Feuerwehr-Führerschein

Feuerwehr-Fahrzeuge benötigen spezielle Fahrberechtigungen

Seit der Einführung der zweiten Führerscheinrichtlinie im Jahr 1999 können Erwerber von Pkw-Führerscheinen (Klasse B) keine Fahrzeuge mehr in der Gewichtsklasse zwischen 3,5 t und 7,5 t führen. Dies bedeutet massive Probleme für die Freiwilligen Feuerwehren, Technischen Hilfsdienste und Rettungsdienste, wenn deren Einsatzfahrzeuge schwerer als 3,5 t zulässiges Gesamtgewicht sind. Nur die Inhaber alter Pkw-Führerscheine dürfen diese schwereren Einsatzfahrzeuge führen. 
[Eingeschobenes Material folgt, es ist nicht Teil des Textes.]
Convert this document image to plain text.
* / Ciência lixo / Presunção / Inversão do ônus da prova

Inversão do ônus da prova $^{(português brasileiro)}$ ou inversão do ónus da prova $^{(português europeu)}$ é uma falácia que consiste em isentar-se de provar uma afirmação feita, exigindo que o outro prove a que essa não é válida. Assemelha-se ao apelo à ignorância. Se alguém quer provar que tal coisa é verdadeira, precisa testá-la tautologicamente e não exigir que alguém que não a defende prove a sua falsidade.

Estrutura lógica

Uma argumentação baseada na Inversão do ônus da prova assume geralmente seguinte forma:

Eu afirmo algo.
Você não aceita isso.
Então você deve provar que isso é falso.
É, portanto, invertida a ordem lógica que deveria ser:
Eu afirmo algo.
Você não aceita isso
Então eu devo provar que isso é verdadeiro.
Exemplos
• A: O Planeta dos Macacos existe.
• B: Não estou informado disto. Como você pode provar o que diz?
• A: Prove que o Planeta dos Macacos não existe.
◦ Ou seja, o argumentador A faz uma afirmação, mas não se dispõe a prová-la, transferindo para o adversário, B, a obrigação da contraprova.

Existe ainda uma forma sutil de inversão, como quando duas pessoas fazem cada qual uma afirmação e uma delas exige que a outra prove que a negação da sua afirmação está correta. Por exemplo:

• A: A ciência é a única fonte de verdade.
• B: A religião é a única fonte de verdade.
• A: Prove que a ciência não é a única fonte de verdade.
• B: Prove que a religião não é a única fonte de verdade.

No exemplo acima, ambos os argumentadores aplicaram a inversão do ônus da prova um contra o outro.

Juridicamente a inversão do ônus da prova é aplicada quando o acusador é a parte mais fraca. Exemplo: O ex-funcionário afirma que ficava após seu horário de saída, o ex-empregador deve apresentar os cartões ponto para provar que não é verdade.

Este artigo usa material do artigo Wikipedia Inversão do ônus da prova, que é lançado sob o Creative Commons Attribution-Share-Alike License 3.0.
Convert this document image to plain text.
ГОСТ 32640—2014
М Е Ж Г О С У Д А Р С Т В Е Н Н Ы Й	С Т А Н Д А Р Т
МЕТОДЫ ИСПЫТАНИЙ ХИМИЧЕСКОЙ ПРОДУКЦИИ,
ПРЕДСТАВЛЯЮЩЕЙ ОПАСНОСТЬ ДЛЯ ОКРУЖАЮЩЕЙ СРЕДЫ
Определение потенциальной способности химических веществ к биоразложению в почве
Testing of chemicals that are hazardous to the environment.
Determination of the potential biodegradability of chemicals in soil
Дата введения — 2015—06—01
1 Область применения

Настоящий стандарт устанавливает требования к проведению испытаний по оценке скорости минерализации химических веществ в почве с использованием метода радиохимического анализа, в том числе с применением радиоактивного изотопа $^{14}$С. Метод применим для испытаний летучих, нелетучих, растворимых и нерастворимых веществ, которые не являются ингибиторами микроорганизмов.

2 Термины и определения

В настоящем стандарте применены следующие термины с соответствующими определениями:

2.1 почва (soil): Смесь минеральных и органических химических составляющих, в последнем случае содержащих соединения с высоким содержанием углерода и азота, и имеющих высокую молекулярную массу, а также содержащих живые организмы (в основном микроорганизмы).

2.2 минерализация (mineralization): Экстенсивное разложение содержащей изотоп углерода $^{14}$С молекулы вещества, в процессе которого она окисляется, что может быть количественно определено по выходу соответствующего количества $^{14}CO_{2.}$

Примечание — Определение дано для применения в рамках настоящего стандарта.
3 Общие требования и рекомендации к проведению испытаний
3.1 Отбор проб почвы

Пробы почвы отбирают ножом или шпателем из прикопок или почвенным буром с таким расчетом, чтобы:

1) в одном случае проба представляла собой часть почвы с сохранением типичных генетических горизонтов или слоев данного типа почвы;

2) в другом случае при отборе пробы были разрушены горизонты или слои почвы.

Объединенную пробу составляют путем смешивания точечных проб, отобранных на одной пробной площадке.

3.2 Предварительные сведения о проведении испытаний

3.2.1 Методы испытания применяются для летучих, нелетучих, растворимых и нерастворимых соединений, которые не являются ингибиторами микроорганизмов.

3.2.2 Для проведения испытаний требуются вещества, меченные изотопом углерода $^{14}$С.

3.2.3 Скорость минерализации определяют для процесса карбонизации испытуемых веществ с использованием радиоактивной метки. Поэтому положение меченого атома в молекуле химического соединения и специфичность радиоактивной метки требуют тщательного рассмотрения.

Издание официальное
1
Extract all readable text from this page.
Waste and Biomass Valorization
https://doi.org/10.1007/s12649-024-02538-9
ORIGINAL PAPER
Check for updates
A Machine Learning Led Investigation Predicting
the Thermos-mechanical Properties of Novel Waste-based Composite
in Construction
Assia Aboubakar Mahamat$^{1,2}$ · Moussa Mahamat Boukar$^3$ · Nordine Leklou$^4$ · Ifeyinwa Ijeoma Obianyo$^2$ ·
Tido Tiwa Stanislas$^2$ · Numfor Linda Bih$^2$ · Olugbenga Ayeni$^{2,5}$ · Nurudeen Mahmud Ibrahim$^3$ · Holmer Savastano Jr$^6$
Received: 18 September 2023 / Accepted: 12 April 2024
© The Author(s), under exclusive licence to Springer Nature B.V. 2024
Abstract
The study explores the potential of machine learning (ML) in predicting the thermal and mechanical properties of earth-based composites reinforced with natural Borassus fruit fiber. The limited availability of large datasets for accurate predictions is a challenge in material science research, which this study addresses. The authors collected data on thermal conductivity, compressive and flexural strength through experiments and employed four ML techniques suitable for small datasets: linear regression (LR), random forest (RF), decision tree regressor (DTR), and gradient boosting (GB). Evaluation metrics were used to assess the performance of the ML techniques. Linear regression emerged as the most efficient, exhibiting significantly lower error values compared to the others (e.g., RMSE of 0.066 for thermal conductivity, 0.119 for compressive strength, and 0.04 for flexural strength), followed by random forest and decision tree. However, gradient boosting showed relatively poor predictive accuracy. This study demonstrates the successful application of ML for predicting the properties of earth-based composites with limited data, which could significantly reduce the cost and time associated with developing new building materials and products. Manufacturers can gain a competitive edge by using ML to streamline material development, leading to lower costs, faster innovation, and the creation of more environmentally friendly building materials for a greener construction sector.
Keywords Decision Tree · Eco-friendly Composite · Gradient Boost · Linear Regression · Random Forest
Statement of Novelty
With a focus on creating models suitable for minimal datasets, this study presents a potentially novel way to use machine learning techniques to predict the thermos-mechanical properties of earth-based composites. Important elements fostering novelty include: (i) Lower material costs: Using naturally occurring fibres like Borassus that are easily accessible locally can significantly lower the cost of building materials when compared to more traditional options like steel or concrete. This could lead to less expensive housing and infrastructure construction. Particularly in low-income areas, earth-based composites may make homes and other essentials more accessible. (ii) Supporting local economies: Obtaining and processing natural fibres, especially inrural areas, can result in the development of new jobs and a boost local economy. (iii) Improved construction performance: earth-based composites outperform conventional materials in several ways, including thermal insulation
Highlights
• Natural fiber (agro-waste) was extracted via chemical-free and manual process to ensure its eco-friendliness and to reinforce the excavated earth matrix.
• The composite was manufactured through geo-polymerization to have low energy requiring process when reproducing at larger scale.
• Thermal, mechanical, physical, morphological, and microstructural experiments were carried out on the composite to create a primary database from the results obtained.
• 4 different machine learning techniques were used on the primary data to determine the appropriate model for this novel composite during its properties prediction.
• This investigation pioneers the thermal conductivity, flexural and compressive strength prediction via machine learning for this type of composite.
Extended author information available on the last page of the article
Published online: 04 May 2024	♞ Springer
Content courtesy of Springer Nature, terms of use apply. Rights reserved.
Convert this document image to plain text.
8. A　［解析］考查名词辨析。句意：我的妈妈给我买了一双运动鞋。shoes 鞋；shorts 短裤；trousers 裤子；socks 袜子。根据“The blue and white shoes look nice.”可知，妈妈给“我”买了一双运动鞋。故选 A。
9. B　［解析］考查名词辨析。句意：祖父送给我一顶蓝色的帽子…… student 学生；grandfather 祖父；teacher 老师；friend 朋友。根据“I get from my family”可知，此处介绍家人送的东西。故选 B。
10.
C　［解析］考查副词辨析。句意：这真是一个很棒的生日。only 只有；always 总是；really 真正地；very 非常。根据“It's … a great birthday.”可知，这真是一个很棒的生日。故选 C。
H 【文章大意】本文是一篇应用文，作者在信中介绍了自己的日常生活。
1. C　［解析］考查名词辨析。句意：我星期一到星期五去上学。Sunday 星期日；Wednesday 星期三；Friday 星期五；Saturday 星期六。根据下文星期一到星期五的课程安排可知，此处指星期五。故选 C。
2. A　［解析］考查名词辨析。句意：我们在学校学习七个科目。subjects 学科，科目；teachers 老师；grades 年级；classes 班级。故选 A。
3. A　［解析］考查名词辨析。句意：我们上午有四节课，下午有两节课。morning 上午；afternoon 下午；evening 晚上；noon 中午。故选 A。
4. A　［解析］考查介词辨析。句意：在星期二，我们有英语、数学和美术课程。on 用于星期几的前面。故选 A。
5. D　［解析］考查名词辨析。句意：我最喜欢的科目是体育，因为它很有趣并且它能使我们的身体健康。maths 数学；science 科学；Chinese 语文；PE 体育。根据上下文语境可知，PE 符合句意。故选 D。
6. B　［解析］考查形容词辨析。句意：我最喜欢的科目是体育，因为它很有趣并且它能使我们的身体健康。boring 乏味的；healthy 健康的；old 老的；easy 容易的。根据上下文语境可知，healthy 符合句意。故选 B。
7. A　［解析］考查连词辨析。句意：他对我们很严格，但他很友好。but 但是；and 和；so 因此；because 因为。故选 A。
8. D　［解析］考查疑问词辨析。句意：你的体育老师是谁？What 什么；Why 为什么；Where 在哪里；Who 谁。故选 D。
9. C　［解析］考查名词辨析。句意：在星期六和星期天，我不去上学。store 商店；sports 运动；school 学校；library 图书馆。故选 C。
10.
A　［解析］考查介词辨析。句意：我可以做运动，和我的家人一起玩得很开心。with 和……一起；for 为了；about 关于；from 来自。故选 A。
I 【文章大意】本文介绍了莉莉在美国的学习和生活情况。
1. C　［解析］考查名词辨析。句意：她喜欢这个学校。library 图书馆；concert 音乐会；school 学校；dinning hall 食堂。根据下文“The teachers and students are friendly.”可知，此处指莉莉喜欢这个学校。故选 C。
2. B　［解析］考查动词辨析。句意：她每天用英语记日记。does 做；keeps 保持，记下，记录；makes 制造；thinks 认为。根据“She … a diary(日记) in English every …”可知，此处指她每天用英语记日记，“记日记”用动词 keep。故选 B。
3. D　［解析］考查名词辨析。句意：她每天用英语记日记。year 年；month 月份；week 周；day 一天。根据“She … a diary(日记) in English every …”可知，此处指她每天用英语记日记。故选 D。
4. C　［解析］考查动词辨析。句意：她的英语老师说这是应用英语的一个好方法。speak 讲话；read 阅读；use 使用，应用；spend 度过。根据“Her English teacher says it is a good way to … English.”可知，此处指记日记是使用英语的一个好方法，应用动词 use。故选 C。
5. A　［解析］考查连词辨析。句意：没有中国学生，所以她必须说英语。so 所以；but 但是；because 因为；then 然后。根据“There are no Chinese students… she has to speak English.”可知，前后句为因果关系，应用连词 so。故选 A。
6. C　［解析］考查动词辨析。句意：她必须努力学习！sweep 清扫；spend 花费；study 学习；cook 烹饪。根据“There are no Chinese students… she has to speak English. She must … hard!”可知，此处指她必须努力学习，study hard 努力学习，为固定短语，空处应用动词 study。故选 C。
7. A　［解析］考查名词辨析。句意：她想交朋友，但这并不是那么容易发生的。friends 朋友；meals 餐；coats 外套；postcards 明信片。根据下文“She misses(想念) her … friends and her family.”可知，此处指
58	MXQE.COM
Landesregierungen können jedoch Angehörigen der Freiwilligen Feuerwehren, der Rettungsdienste, des technischen Hilfswerks und des Katastrophenschutzes spezielle Fahrberechtigungen für Einsatzfahrzeuge bis 7,5 Tonnen Gesamtmasse erteilen. 

Voraussetzungen

  • Der Fahrer besitzt mindestens seit zwei Jahren eine Fahrerlaubnis der Klasse B.
  • Er wurde in das Führen von Einsatzfahrzeuge eingewiesen.
  • Seine Befähigung wurde in einer praktischen Prüfung nachgewiesen.

 
Einweisung und Prüfung können die betroffenen Organisationen selbst durchführen.